UNION CITY -- Clayton Hartwell wanted his name to be on "The Wall."

In the long history of the James Logan High wrestling program, only a few dozen wrestlers have their names on the wall -- reserved for those who have either won a section title or placed in the top eight at the state championships.

Hartwell is there now after a remarkable junior season that saw him win five tournaments at 195 pounds, including the North Coast Section championships, and finish sixth at the state meet in Bakersfield.

For those reasons, Hartwell was selected as Bay Area News Group's East Bay Wrestler of the Year.
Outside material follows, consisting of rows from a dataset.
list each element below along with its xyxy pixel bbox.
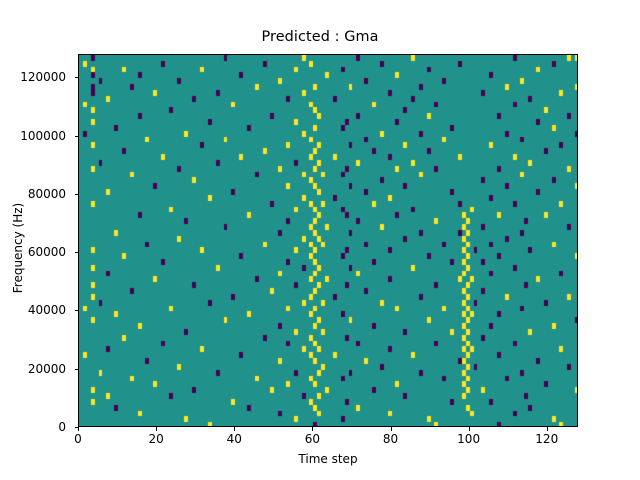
y-tick-mark <box>74 310 78 312</box>
x-tick-label: 0 <box>74 432 82 446</box>
x-tick-label: 40 <box>226 432 242 446</box>
y-axis-label: Frequency (Hz) <box>11 202 25 293</box>
x-tick-mark <box>312 427 314 431</box>
x-tick-label: 100 <box>457 432 481 446</box>
x-tick-mark <box>468 427 470 431</box>
y-tick-mark <box>74 427 78 428</box>
y-tick-label: 100000 <box>20 128 66 143</box>
y-tick-mark <box>74 193 78 195</box>
y-tick-mark <box>74 368 78 370</box>
x-tick-label: 80 <box>382 432 399 446</box>
y-tick-mark <box>74 77 78 79</box>
y-tick-mark <box>74 135 78 137</box>
x-tick-label: 60 <box>304 432 321 446</box>
y-tick-label: 20000 <box>27 361 66 376</box>
x-tick-mark <box>78 427 79 431</box>
y-tick-label: 60000 <box>27 245 66 260</box>
x-axis-label: Time step <box>298 452 358 466</box>
x-tick-mark <box>390 427 392 431</box>
x-tick-label: 20 <box>148 432 164 446</box>
heatmap-image <box>79 55 577 426</box>
y-tick-label: 40000 <box>27 303 66 318</box>
x-tick-label: 120 <box>535 432 559 446</box>
x-tick-mark <box>546 427 548 431</box>
y-tick-label: 0 <box>58 420 66 434</box>
y-tick-label: 120000 <box>20 70 66 85</box>
x-tick-mark <box>156 427 158 431</box>
y-tick-label: 80000 <box>27 186 66 201</box>
chart-title: Predicted : Gma <box>261 29 379 45</box>
y-tick-mark <box>74 252 78 254</box>
heatmap-axes <box>78 54 578 427</box>
x-tick-mark <box>234 427 236 431</box>
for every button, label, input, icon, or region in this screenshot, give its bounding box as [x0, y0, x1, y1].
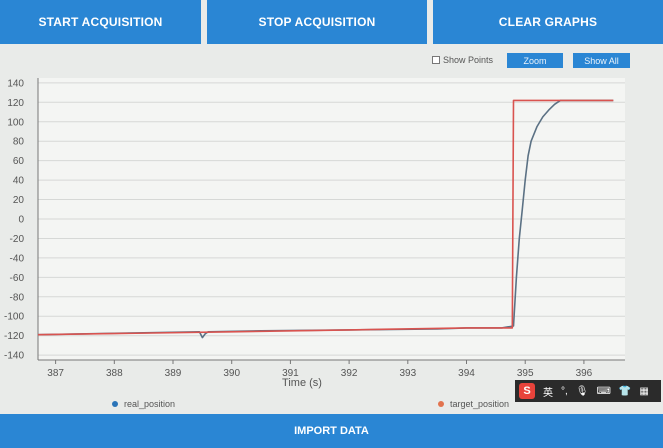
legend-dot-target [438, 401, 444, 407]
y-tick-label: 20 [13, 195, 25, 206]
x-tick-label: 390 [223, 368, 240, 379]
series-line-target-position [37, 99, 614, 336]
show-points-toggle[interactable]: Show Points [432, 55, 493, 65]
chart-controls: Show Points Zoom Show All [430, 53, 663, 69]
y-tick-label: -40 [10, 253, 25, 264]
x-tick-label: 392 [341, 368, 358, 379]
y-tick-label: 40 [13, 176, 25, 187]
y-tick-label: 80 [13, 137, 25, 148]
series-line-real-position [37, 99, 614, 339]
ime-language-toggle[interactable]: 英 [543, 387, 553, 399]
stop-acquisition-button[interactable]: STOP ACQUISITION [207, 0, 427, 44]
x-axis-label: Time (s) [282, 377, 322, 389]
ime-logo-icon[interactable]: S [519, 383, 535, 399]
y-tick-label: -100 [4, 312, 24, 323]
position-chart: 140 120 100 80 60 40 20 0 -20 -40 -60 -80 -100 -120 -1… [4, 78, 625, 389]
ime-punctuation-icon[interactable]: °, [561, 385, 568, 397]
y-tick-label: 60 [13, 156, 25, 167]
y-tick-label: 120 [7, 98, 24, 109]
x-tick-label: 388 [106, 368, 123, 379]
y-tick-label: -60 [10, 273, 25, 284]
x-tick-label: 396 [576, 368, 593, 379]
legend-item-real-position: real_position [112, 399, 175, 409]
import-data-button[interactable]: IMPORT DATA [0, 414, 663, 448]
toolbar: START ACQUISITION STOP ACQUISITION CLEAR… [0, 0, 663, 46]
x-tick-label: 395 [517, 368, 534, 379]
grid-menu-icon[interactable]: ▦ [639, 385, 649, 397]
y-tick-label: -120 [4, 331, 24, 342]
x-tick-label: 394 [458, 368, 475, 379]
show-points-checkbox[interactable] [432, 56, 440, 64]
show-points-label: Show Points [443, 55, 494, 65]
clear-graphs-button[interactable]: CLEAR GRAPHS [433, 0, 663, 44]
microphone-icon[interactable]: 🎙 [575, 385, 589, 397]
chart-series [37, 99, 614, 339]
legend-label-real: real_position [124, 399, 176, 409]
keyboard-icon[interactable]: ⌨ [596, 385, 611, 397]
y-tick-label: 0 [18, 215, 24, 226]
legend-dot-real [112, 401, 118, 407]
legend-item-target-position: target_position [438, 399, 509, 409]
zoom-button[interactable]: Zoom [507, 53, 563, 68]
shirt-skin-icon[interactable]: 👕 [618, 385, 632, 397]
y-tick-label: 100 [7, 117, 24, 128]
x-tick-label: 393 [399, 368, 416, 379]
ime-toolbar[interactable]: S 英 °, 🎙 ⌨ 👕 ▦ [515, 380, 661, 402]
y-axis-ticks: 140 120 100 80 60 40 20 0 -20 -40 -60 -80 -100 -120 -1… [4, 78, 24, 361]
x-tick-label: 389 [165, 368, 182, 379]
x-tick-label: 391 [282, 368, 299, 379]
x-tick-label: 387 [47, 368, 64, 379]
y-tick-label: -140 [4, 351, 24, 362]
start-acquisition-button[interactable]: START ACQUISITION [0, 0, 201, 44]
grid-lines [38, 82, 625, 356]
legend-label-target: target_position [450, 399, 510, 409]
x-axis-ticks: 387 388 389 390 391 392 393 394 395 396 [47, 360, 593, 379]
y-tick-label: 140 [7, 78, 24, 89]
y-tick-label: -80 [10, 292, 25, 303]
show-all-button[interactable]: Show All [573, 53, 630, 68]
y-tick-label: -20 [10, 234, 25, 245]
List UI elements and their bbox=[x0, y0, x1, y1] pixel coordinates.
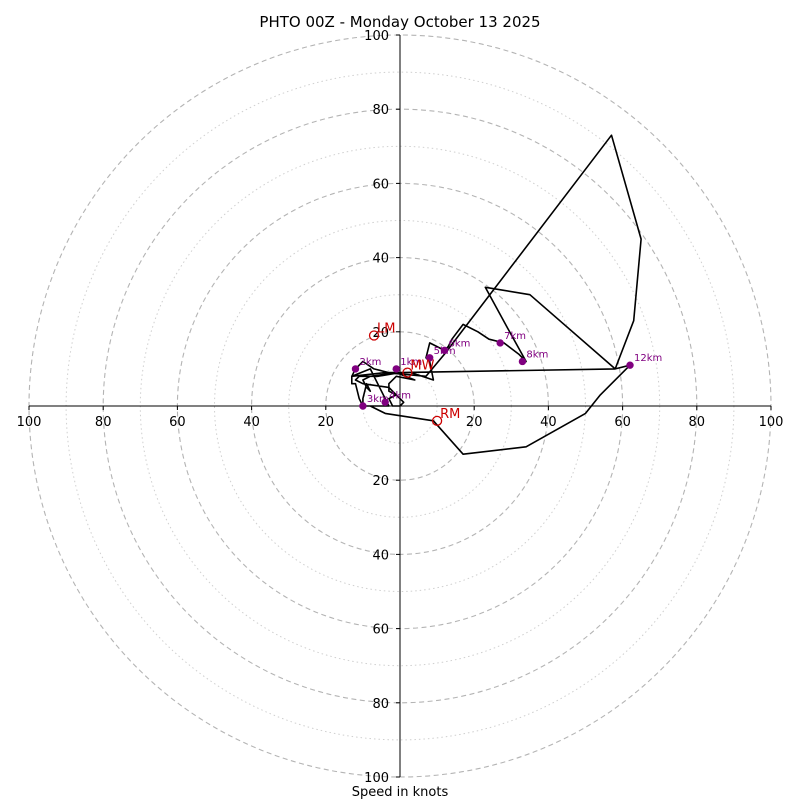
km-label-2km: 2km bbox=[359, 357, 381, 368]
x-tick-label: 80 bbox=[95, 415, 112, 430]
x-tick-label: 20 bbox=[466, 415, 483, 430]
storm-motion-mw-marker bbox=[402, 367, 413, 378]
km-label-12km: 12km bbox=[634, 353, 662, 364]
storm-motion-mw-label: MW bbox=[410, 359, 434, 374]
storm-motion-lm-marker bbox=[368, 330, 380, 341]
y-tick-label: 20 bbox=[372, 326, 389, 341]
km-label-8km: 8km bbox=[526, 349, 548, 360]
x-axis-label: Speed in knots bbox=[352, 785, 449, 800]
x-tick-label: 40 bbox=[243, 415, 260, 430]
y-tick-label: 100 bbox=[364, 29, 389, 44]
y-tick-label: 60 bbox=[372, 177, 389, 192]
x-tick-label: 60 bbox=[614, 415, 631, 430]
y-tick-label: 40 bbox=[372, 252, 389, 267]
hodograph-trace bbox=[350, 134, 642, 456]
x-tick-label: 40 bbox=[540, 415, 557, 430]
km-marker-4km bbox=[381, 398, 389, 406]
storm-motion-rm-marker bbox=[431, 415, 443, 426]
x-tick-label: 60 bbox=[169, 415, 186, 430]
y-tick-label: 40 bbox=[372, 548, 389, 563]
motion-layer: LM MW RM bbox=[368, 322, 460, 426]
y-tick-label: 60 bbox=[372, 623, 389, 638]
km-marker-5km bbox=[425, 354, 434, 362]
trace-layer bbox=[350, 134, 642, 456]
y-tick-label: 80 bbox=[372, 103, 389, 118]
km-label-3km: 3km bbox=[367, 394, 389, 405]
x-tick-label: 80 bbox=[689, 415, 706, 430]
km-label-6km: 6km bbox=[449, 338, 471, 349]
x-tick-label: 100 bbox=[17, 415, 42, 430]
axis-layer: 100 80 60 40 20 20 40 60 80 100 100 80 60 40 20 20 40 60 8… bbox=[17, 29, 784, 786]
km-marker-8km bbox=[518, 357, 527, 366]
storm-motion-rm-label: RM bbox=[440, 407, 460, 422]
x-tick-label: 100 bbox=[759, 415, 784, 430]
y-tick-label: 100 bbox=[364, 771, 389, 786]
km-marker-2km bbox=[351, 365, 360, 373]
storm-motion-lm-label: LM bbox=[377, 322, 395, 337]
chart-title: PHTO 00Z - Monday October 13 2025 bbox=[259, 13, 540, 31]
km-marker-12km bbox=[626, 361, 634, 369]
km-label-4km: 4km bbox=[389, 390, 411, 401]
marker-layer: 1km2km3km4km5km6km7km8km12km bbox=[351, 331, 662, 410]
km-label-1km: 1km bbox=[400, 357, 422, 368]
km-marker-3km bbox=[359, 402, 367, 410]
x-tick-label: 20 bbox=[318, 415, 335, 430]
km-marker-7km bbox=[496, 339, 504, 347]
y-tick-label: 80 bbox=[372, 697, 389, 712]
km-label-7km: 7km bbox=[504, 331, 526, 342]
km-marker-6km bbox=[440, 346, 449, 355]
y-tick-label: 20 bbox=[372, 474, 389, 489]
km-marker-1km bbox=[392, 365, 400, 373]
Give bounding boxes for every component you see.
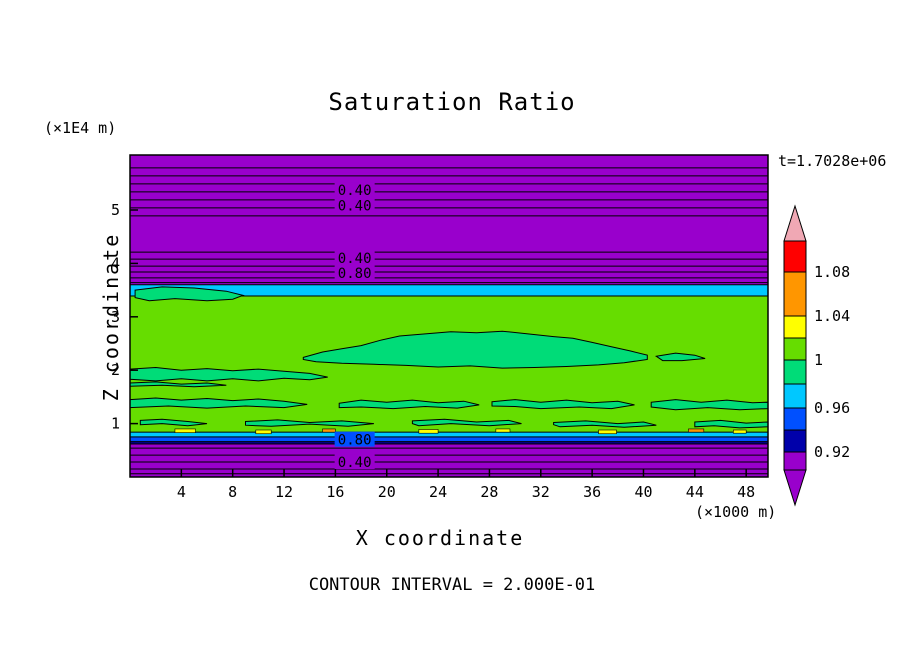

"The best guys on the varsity team pushed me to get better, but they didn't really have to say anything," Hartwell said. "I just wanted to be like them. I wanted to be one of the best guys in the room."

At the start of Hartwell's sophomore season, it wasn't clear if he would make the varsity team. But Hartwell dedicated himself to the sport, won the MVAL title and eventually took fourth at the NCS championships to qualify for the state meet. At the state championships, an elbow injury prevented him from competing.

That disappointment of not being able to wrestle at the state championships fueled Hartwell to take the next step in his development. He qualified to compete at the 2012 USAW Cadet Freestyle Nationals, where he trained with Olympic-caliber athletes and coaches.

"That experience really helped him improve as a wrestler," James Logan coach Eli Bagaoisan said of Hartwell. "He'd put the mat time in after practice each day. You could see he was getting better."

Hartwell's high school season got off to a solid start. In December, he took second at the Curt Mettler Invitational at Elk Grove High and later took first at the Zinkin Classic at Buchanan High. His expectations were high as he prepared for the prestigious Doc Buchanan Invitational, where he was the No. 2 seed at 195 pounds.

Hartwell made it to the semifinals but suffered a knee injury in the tournament and placed sixth.

Hartwell was disappointed. But once he was healthy again, he went on to win the Overfelt Classic and had a breakout moment when he won the Mission San Jose Invitational, as he defeated Clovis' Matt Weiss, then ranked fourth in the state, in the finals.

"That was definitely the golden match," Hartwell said. "I got down 4-0 and came back and was victorious. After that match, I knew I could win NCS."

Hartwell breezed though the MVAL championships, where the Colts won nine league titles, and captured the section title, as he pinned No. 1 seed Jason Price of McKinleyville in the second period. For about a month, Hartwell was unstoppable.

That momentum carried into the state championships, where he won his first three matches.

He ran into Jeramy Sweany of Vacaville in the quarterfinal and lost via pinfall in the third period, but he recovered from that match to win two more bouts and earn a sixth place medal.

"Since the beginning of my sophomore year, my goal was to be on the wall, and the only way to do that is to win NCS or place at state," Hartwell said. "That's all I wanted."